Geboren: April 2011  Aufnahmedatum: 24.04.2019

Hallo an alle lieben Menschen da draußen!

Ich bin Ernie und schon stolze 8 Jahre alt. Seit 2012 lebte ich glücklich mit meinen Damen in einem schönen Zuhause. Nachdem ich am 24.04.2019 meine letzte Partnerin auf den Weg zur Regenbogenbrücke begleitet habe, war die Zeit wieder ein aktives SOS-Mitglied zu werden und meinen Job als Patenböckchen anzutreten. Zusätzlich zu den ersten Alters-Wehwehchen wie den trockenen und leicht verkalkten Augen sowie Arthrose in den Hinterbeinen habe ich das Problem, dass mir beide oberen Schneidezähne fehlen. Aus diesem Grund brauche ich das Essen in Streifen geschnitten und des Öfteren auch Hilfe beim Essen (wenn ich es einfach nicht schaffe das Essen richtig aufzunehmen). Hin und wieder tut mir auch eine Portion Päppelbrei ganz gut, darauf freue ich mich immer am meisten. Alle 4-6 Wochen geht es dann zum Angleichen der unteren Zähne zu den doofen Weißkitteln...
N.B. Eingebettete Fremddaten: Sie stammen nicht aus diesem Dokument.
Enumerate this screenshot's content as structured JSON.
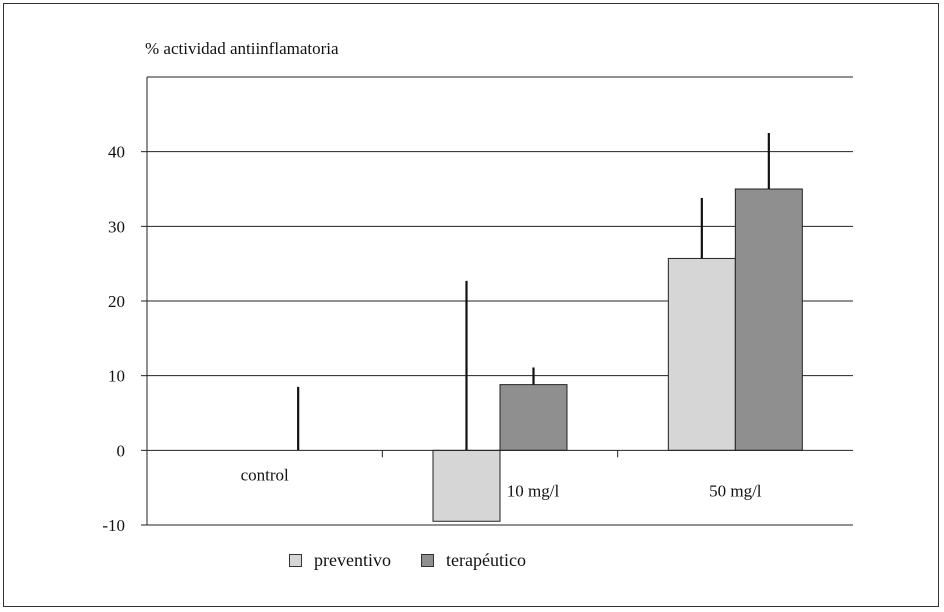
{
  "chart_data": {
    "type": "bar",
    "title": "% actividad antiinflamatoria",
    "categories": [
      "control",
      "10 mg/l",
      "50 mg/l"
    ],
    "ylim": [
      -10,
      50
    ],
    "yticks": [
      -10,
      0,
      10,
      20,
      30,
      40
    ],
    "grid": true,
    "legend_position": "bottom",
    "series": [
      {
        "name": "preventivo",
        "color": "#d6d6d6",
        "values": [
          0,
          -9.5,
          25.7
        ],
        "error_upper": [
          null,
          22.7,
          33.8
        ]
      },
      {
        "name": "terapéutico",
        "color": "#8f8f8f",
        "values": [
          0,
          8.8,
          35
        ],
        "error_upper": [
          8.5,
          11.1,
          42.5
        ]
      }
    ]
  }
}
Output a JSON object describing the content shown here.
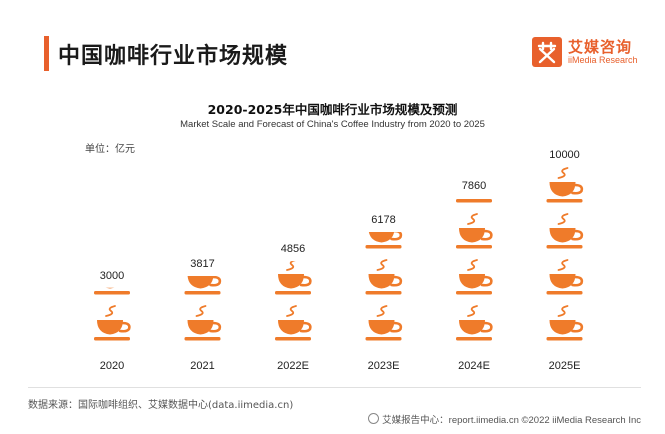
{
  "header": {
    "title": "中国咖啡行业市场规模",
    "logo_cn": "艾媒咨询",
    "logo_en": "iiMedia Research"
  },
  "colors": {
    "accent": "#e8602c",
    "cup": "#ef7b2a"
  },
  "chart_data": {
    "type": "bar",
    "style": "pictograph-cups",
    "title": "2020-2025年中国咖啡行业市场规模及预测",
    "subtitle": "Market Scale and Forecast of China's Coffee Industry from 2020 to 2025",
    "unit_label": "单位：亿元",
    "categories": [
      "2020",
      "2021",
      "2022E",
      "2023E",
      "2024E",
      "2025E"
    ],
    "values": [
      3000,
      3817,
      4856,
      6178,
      7860,
      10000
    ],
    "value_labels": [
      "3000",
      "3817",
      "4856",
      "6178",
      "7860",
      "10000"
    ],
    "units_per_cup": 2500,
    "grid": false,
    "legend": "none"
  },
  "footer": {
    "source": "数据来源：国际咖啡组织、艾媒数据中心(data.iimedia.cn)",
    "right": "艾媒报告中心：report.iimedia.cn  ©2022  iiMedia Research  Inc"
  }
}
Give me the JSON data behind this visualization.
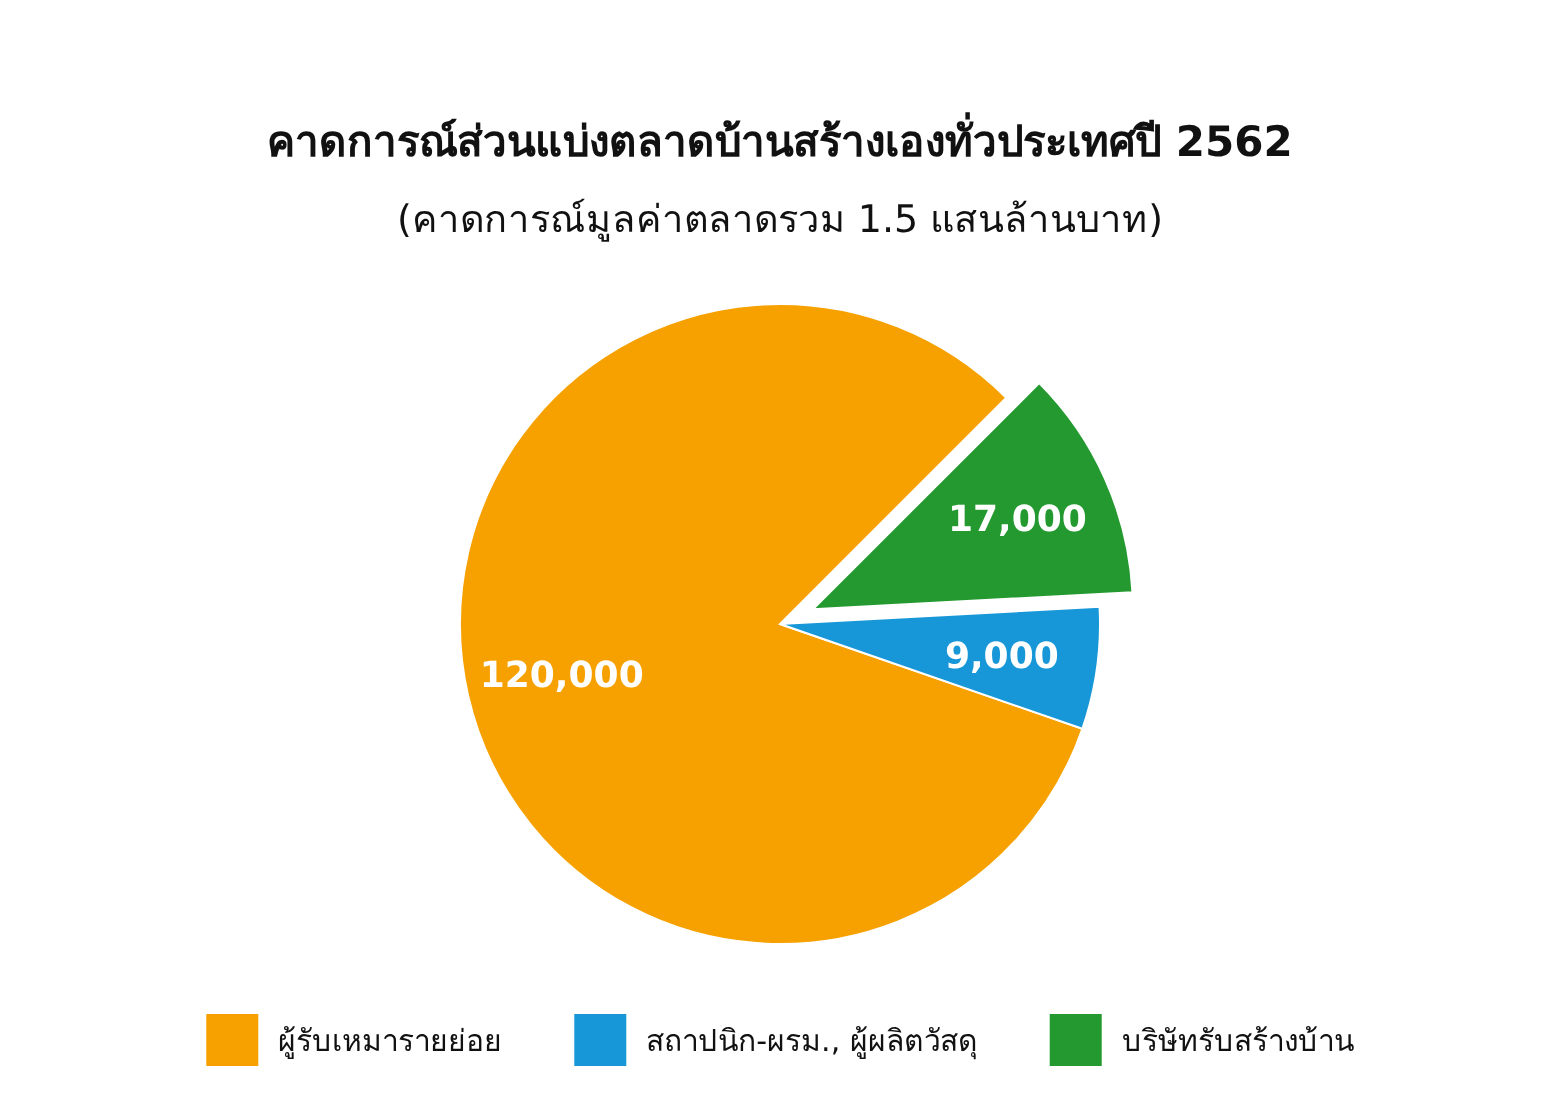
{
  "chart_data": {
    "type": "pie",
    "title": "คาดการณ์ส่วนแบ่งตลาดบ้านสร้างเองทั่วประเทศปี 2562",
    "subtitle": "(คาดการณ์มูลค่าตลาดรวม 1.5 แสนล้านบาท)",
    "categories": [
      "ผู้รับเหมารายย่อย",
      "สถาปนิก-ผรม., ผู้ผลิตวัสดุ",
      "บริษัทรับสร้างบ้าน"
    ],
    "values": [
      120000,
      9000,
      17000
    ],
    "value_labels": [
      "120,000",
      "9,000",
      "17,000"
    ],
    "colors": [
      "#f7a100",
      "#1797d8",
      "#23992f"
    ],
    "legend": "bottom"
  }
}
Wie ihr wisst, bin ich ja jetzt schon zimelich alt und nicht mehr so stark an neuen Freundschaften interessiert, aber der Umzug in meine neue Gruppe war dann ja schon ein wenig aufregend. Dort leben vier weitere Tiere, unter anderem auch meine Patenschwein-Kollegin Cheesecake und ein weiterer Bock. Oh Schreck, was habe ich erstmal geguckt als da noch ein Mann im Gehege sein Unwesen treibt. Er war erst ziemlich skeptisch mir gegenüber, aber ich habe ihn sofort versucht zu beruhigen und ihm erklärt, dass ich an keiner ernsten Beziehung mehr interessiert bin und nicht mehr vorhabe zu heiraten. Die Damen gehören ihm und ich werde mich da nicht einmischen. Ich denke, dass hat ihn überzeugt und mittlerweile sind wir echt gute Kumpels. Nun bin ich doch ganz froh darüber hier eingezogen zu sein.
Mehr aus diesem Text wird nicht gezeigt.